Musikfestival Das Festival „Schönes Wochenende“ zeigte, was Kunstmusik sein kann
Düsseldorf · Das Konzert des Trickster Orchestra in der Tonhalle war beispielhaft für heutige Klangsprache.
Wenn man die These akzeptiert, dass Musik eine Sprache ist, könnte man fragen: Welche Sprache sprechen wir eigentlich heute? Blickt man in die Vergangenheit, so lassen sich ortsspezifisch und zeitspezifisch recht eindeutige Aussagen dazu treffen. Heute sieht die Angelegenheit schwieriger aus.
Just hierzu hatte jüngst der ungarische Dirigent Iván Fischer einen beachtenswerten Gedanken geäußert, der zwar nicht wirklich neu ist, aber den Nagel auf den Kopf trifft. Sinngemäß kurzgefasst: Das „Eklektische“ – also eine Mixtur aus unterschiedlichsten Einflüssen – sei die Musiksprache unserer Zeit. Denn unermessliche Vielfalt an musikalischen Richtungen umgibt uns unentwegt. Da trifft Folklore auf Bruckner, Gamelan-Musik auf Heavy Metal, wie Fischer es exemplarisch andeutet.
Dieses „Eklektische“, das alle Einflüsse in sich aufnimmt und zu etwas Harmonischem und Individuellem verarbeitet, hat sich auch das Berliner „Trickster Orchestra“ auf die Fahnen geschrieben. Und mit welch inspirierter Kraft, welcher zu Herzen gehenden Musikalität sie dieser Mission klanglichen Ausdruck verleihen, das konnte nun auch das Düsseldorfer Publikum im Rahmen des „Schönen Wochenendes“ in der Tonhalle erleben. Dieses Festival für Neue Musik fand diesmal nahtlos im Anschluss an das Schumannfest statt und zeitgleich mit der Jazz Rally.
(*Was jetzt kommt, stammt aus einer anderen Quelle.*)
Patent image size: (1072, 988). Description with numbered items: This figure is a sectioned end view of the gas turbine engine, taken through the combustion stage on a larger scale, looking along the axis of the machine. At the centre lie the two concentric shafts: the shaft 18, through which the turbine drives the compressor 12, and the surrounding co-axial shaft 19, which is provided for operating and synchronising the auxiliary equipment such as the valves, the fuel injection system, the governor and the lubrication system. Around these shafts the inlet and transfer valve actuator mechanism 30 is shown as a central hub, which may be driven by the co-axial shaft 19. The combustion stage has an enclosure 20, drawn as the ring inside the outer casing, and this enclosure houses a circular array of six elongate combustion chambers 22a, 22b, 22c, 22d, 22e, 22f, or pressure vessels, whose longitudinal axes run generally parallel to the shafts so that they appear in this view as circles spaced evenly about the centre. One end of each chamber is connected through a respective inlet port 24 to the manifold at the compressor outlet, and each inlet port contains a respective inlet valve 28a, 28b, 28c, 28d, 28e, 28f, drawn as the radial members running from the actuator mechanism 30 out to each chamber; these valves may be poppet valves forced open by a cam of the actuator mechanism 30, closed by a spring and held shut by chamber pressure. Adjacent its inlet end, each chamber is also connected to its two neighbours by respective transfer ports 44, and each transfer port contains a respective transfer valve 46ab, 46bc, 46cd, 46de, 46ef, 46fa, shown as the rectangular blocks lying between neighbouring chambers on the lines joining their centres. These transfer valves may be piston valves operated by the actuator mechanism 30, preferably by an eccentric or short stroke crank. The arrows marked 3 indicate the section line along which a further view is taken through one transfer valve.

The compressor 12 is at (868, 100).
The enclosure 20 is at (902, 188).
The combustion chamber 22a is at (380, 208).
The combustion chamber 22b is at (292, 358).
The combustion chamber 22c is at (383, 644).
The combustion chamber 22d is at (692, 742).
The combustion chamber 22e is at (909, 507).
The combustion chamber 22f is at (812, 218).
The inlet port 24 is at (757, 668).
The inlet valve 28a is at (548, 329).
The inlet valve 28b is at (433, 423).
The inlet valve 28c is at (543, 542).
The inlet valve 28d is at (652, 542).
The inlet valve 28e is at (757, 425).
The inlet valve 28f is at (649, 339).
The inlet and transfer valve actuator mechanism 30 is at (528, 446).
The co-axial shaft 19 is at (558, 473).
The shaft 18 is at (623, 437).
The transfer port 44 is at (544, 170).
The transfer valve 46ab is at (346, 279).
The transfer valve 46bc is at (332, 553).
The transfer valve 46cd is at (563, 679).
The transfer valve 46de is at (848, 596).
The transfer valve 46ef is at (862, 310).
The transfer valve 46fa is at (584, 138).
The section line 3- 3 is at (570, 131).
Nicht zuletzt aus diesem Grund war bei dem Konzert nicht derart viel Publikum präsent, wenngleich das Konzert sich schön in die Jazz Rally hätte fügen können.
Ohnehin muss an anderer Stelle nochmal der Frage nachgegangen werden, wie es allgemein um die Besucherzahlen des Schumannfestes stand und welche Konsequenzen daraus gezogen werden müssten – rosig waren sie jedenfalls leider nicht.
Aber zurück zur Musik, und diese lebt bei dem Orchester, geleitet von Cymin Samawatie und Ketan Bhatti, von einer funkensprühenden Mischung; ob nun europäische, asiatische, arabische, amerikanische oder auch Reminiszenzen aus der Pop- und Rock-Welt.
Mit einer ebenso bunten Vielfalt an Instrumenten gespielt, stand bei ihrem Programm die Lyric der Perserin Forough Farrokhzaad als durchschimmernde oder auch ganz explizite Leitmotivik im Fokus, ob instrumental, beredt kommentiert oder gesanglich interpretiert. Dabei wirkte dieser rhythmisch stets raffinierte, klanglich experimentell, aber schwelgerisch, bisweilen düster gefärbte, formal mal freie, mal durch Struktur durchdrungene Mix, wie ein Prototyp heutiger Kunstmusik.
Weil es eben im besten Sinne pure „Eklektik“ – ohne pejorative Konnotation indes – ist. Grenzenlose Weltmusik im guten Sinne, aber ohne Kitschverdacht.
Ohnehin scheint dieser Begriff „Kunstmusik“, der Raum für alles lässt, was nicht berechnend auf Kommerz kalkuliert ist, der trefflichste für heutige Musiksprache zu sein.